Los jednak sprawił, że zamiast w Kaukaz pojechałam w Himalaje, a potem w Andy, gdzie zostawiłam solidny kawał swojego górskiego serca.
Ale do czasu, bo Elbrus sam przypomniał o sobie. W 2014 roku po udanym wyjeździe na Ararat, postanowiłam że kolejnym moim górskim celem będzie właśnie szczyt Elbrus.
Od jakiegoś czasu mam stworzona listę górskich szczytów, które chciałabym zobaczyć z bliska. I poniekąd też kolekcjonerem jestem, ale z tą różnicą, że klasyfikacja gór na moja listę wygląda nieco inaczej.
Na liście są szczyty, które mi się podobają, maja to coś w sobie, lub zakocham się w nich od pierwszego wejrzenia. Nie bez znaczenia jest też lokalizacja, czy kraj, obszar w którym się znajdują. Cenie też sobie dostępność i logistykę, bo głównie jeżdżę sama. Ale czasem lubię też trochę zaszaleć.
W każdym bądź razie decyzja została podjęta w 2014 roku. Za rok jadę do Rosji na szczyt Elbrus.
Postanowiłam, że pojadę na ten szczyt w szczycie sezonu czyli na przełomie lipca i sierpnia. I tak naprawdę z początku nie planowałam jechać sama.
Grube pół roku później zaczęłam swoje poszukiwania towarzyszy wyjazdowych na różnych portalach i forach górskich.
Spodziewałam się, ze bez problemu uda mi się kogoś znaleźć, no bo przecież co jak co ale to wyjazd na szczyt Elbrus. Kto z Polaków tam nie jeździ, nie zamierza jechać lub ma taki wyjazd w planie? To będzie bułka z masłem.

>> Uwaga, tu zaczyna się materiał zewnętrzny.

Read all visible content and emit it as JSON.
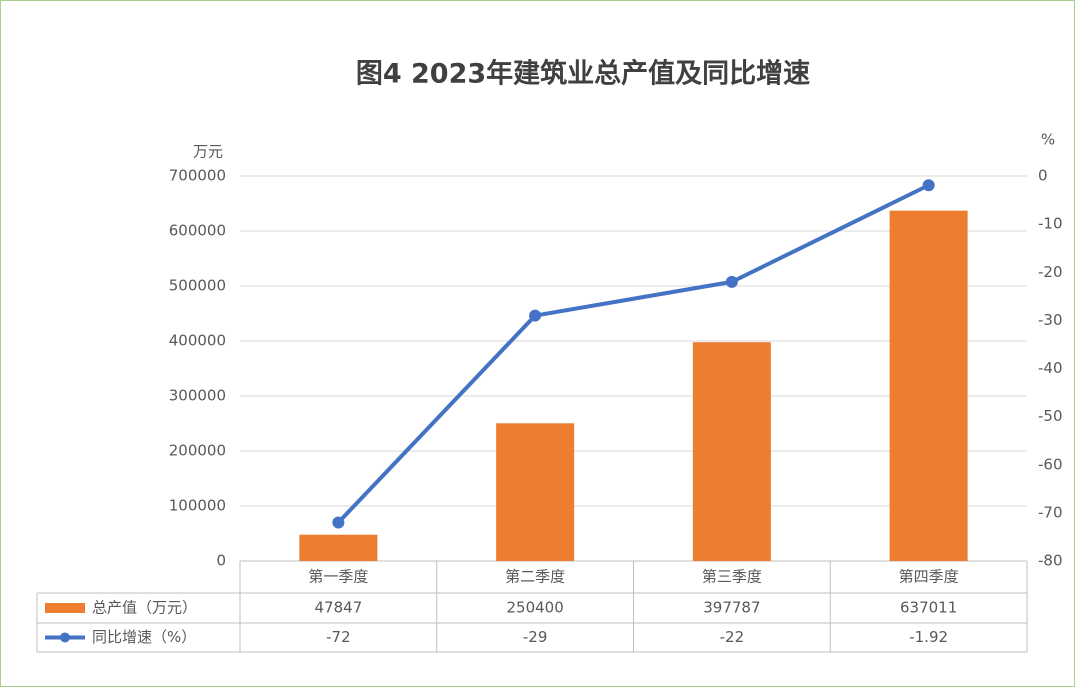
{
  "chart_data": {
    "type": "bar",
    "title": "图4  2023年建筑业总产值及同比增速",
    "y_label": "万元",
    "y2_label": "%",
    "categories": [
      "第一季度",
      "第二季度",
      "第三季度",
      "第四季度"
    ],
    "series": [
      {
        "name": "总产值（万元）",
        "type": "bar",
        "color": "#ed7d31",
        "values": [
          47847,
          250400,
          397787,
          637011
        ]
      },
      {
        "name": "同比增速（%）",
        "type": "line",
        "axis": "y2",
        "color": "#4472c4",
        "values": [
          -72,
          -29,
          -22,
          -1.92
        ]
      }
    ],
    "ylim": [
      0,
      700000
    ],
    "yticks": [
      0,
      100000,
      200000,
      300000,
      400000,
      500000,
      600000,
      700000
    ],
    "y2lim": [
      -80,
      0
    ],
    "y2ticks": [
      -80,
      -70,
      -60,
      -50,
      -40,
      -30,
      -20,
      -10,
      0
    ],
    "grid": true,
    "data_table": true
  }
}
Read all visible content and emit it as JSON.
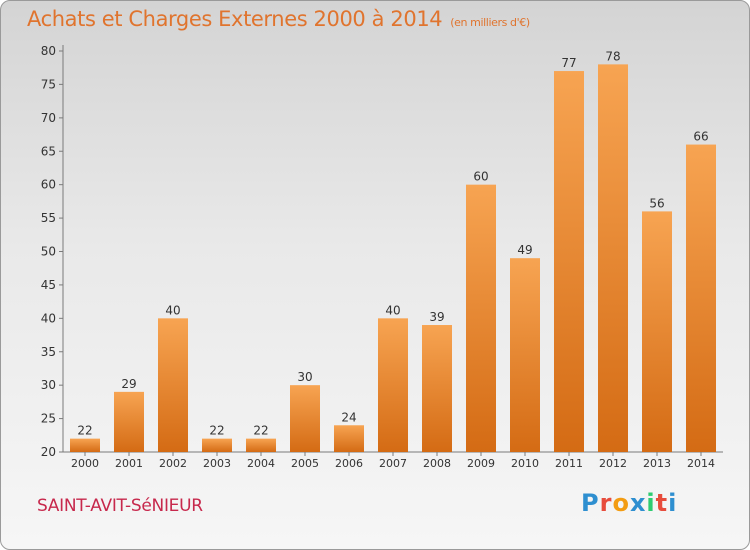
{
  "header": {
    "title": "Achats et Charges Externes 2000 à 2014",
    "subtitle": "(en milliers d'€)"
  },
  "footer": {
    "commune": "SAINT-AVIT-SéNIEUR"
  },
  "logo": {
    "text": "Proxiti",
    "letters": [
      "P",
      "r",
      "o",
      "x",
      "i",
      "t",
      "i"
    ],
    "colors": [
      "#2e8fd0",
      "#e74c3c",
      "#f39c12",
      "#2e8fd0",
      "#2ecc71",
      "#e74c3c",
      "#2e8fd0"
    ]
  },
  "colors": {
    "bar_light": "#f7a452",
    "bar_dark": "#d46b14",
    "accent": "#e0742e"
  },
  "chart_data": {
    "type": "bar",
    "title": "Achats et Charges Externes 2000 à 2014",
    "subtitle": "(en milliers d'€)",
    "categories": [
      "2000",
      "2001",
      "2002",
      "2003",
      "2004",
      "2005",
      "2006",
      "2007",
      "2008",
      "2009",
      "2010",
      "2011",
      "2012",
      "2013",
      "2014"
    ],
    "values": [
      22,
      29,
      40,
      22,
      22,
      30,
      24,
      40,
      39,
      60,
      49,
      77,
      78,
      56,
      66
    ],
    "ylim": [
      20,
      80
    ],
    "yticks": [
      20,
      25,
      30,
      35,
      40,
      45,
      50,
      55,
      60,
      65,
      70,
      75,
      80
    ],
    "grid": false,
    "legend": "none"
  }
}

W konsekwencji nawiązałam kontakt z wieloma osobami, z czego ostatecznie zostało dwóch panów. A i tak przed samym wyjazdem i ta grupa mi się posypała.

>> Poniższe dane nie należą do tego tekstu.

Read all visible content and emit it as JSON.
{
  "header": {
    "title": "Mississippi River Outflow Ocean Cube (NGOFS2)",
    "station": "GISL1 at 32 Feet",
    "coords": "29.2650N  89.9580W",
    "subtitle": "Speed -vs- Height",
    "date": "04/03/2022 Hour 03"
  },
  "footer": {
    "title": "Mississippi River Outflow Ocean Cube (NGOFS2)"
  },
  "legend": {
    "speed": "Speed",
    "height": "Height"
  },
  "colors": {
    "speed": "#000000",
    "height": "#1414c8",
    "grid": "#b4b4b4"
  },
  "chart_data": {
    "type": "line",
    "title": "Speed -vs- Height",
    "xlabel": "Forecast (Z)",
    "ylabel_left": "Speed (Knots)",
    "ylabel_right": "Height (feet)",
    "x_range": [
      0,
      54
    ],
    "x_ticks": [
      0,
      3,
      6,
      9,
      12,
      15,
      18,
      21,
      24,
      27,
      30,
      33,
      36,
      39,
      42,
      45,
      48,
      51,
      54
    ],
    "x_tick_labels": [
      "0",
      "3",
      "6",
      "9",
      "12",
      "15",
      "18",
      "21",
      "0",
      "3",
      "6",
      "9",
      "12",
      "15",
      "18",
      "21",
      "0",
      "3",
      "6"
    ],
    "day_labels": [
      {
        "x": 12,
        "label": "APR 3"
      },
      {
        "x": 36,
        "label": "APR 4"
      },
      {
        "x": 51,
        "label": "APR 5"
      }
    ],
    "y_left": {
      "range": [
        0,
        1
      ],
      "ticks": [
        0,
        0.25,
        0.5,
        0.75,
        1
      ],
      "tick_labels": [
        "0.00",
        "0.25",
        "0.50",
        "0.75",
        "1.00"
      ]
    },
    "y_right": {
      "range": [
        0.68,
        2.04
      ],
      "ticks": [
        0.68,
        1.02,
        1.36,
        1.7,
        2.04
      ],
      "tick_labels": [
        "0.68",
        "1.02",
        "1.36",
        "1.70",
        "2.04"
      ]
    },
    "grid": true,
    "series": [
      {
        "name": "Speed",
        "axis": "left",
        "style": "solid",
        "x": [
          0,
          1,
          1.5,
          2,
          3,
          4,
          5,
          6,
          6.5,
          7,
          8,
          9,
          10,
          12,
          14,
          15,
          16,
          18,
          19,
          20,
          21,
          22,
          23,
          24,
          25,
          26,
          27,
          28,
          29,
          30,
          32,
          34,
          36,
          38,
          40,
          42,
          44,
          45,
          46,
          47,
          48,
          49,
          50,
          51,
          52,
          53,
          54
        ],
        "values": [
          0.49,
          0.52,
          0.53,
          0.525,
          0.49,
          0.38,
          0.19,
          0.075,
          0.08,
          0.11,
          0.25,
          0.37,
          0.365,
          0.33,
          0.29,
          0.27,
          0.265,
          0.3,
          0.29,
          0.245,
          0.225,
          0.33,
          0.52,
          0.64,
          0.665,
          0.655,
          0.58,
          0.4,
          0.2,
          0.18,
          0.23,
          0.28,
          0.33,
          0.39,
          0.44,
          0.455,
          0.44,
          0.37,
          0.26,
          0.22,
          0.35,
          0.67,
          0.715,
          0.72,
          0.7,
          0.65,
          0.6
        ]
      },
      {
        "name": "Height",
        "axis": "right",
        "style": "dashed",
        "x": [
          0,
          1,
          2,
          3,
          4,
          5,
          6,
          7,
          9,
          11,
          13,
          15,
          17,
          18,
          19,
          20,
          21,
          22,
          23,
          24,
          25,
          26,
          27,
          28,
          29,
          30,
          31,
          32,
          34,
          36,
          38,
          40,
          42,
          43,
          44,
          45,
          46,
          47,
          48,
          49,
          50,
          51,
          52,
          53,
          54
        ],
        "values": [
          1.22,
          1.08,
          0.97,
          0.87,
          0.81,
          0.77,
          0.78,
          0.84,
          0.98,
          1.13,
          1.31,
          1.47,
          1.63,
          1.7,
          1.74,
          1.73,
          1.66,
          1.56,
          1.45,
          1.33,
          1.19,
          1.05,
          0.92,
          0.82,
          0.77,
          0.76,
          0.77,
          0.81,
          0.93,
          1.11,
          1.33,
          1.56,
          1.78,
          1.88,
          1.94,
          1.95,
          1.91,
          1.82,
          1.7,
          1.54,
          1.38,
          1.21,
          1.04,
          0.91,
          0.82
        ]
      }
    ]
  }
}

Zostałam sama z biletem i … decyzją … że to wszystko pierdzielę i jadę sama.
Nieświadoma tego co robię, zabrałam się ostro do organizacji wyjazdu. W ruch poszła lista rzeczy do ogarnięcia i mnóstwo wniosków z błędów wyjazdowych, które popełniłam na Araracie.
Dopiero po pewnym czasie, kiedy odebrałam paszport z wklejoną wizą rosyjską, na jej widok ogarnęła mnie panika. Dziewczyno w co ty się ładujesz? Jedziesz do tej dzikiej Rosji? Sama samiuteńka? Chyba rozum ci odebrało?
Wtedy zdałam sobie sprawę, że jeśli pojadę tam sama, jakoś dojadę do tego Terskola i stanę na tym szczycie, to będzie to coś, dla mnie. Potwierdzenie, że się nadaję na góry, na wyjazdy solo i to w różne zakątki świata.
I można powiedzieć, że się udało. Pod każdym względem. Bowiem wyprawa na szczyt Elbrus to był, jak dotąd, najlepszy mój wyjazd. Zarówno pod względem organizacyjnym, jak i sprzętowym. Byłam dobrze przygotowana kondycyjnie oraz miałam trochę szczęścia, bo dopisała mi piękna słoneczna pogoda.
Do dzisiaj pamiętam ten moment, kiedy do szczytu miałam jakieś niewiele ponad 100 metrów. Niebo błękitne. Zero wiatru. I ludzie , którzy niczym w letargu poruszali się w stronę niewielkiego białego wzniesienia. A ja wraz z nimi.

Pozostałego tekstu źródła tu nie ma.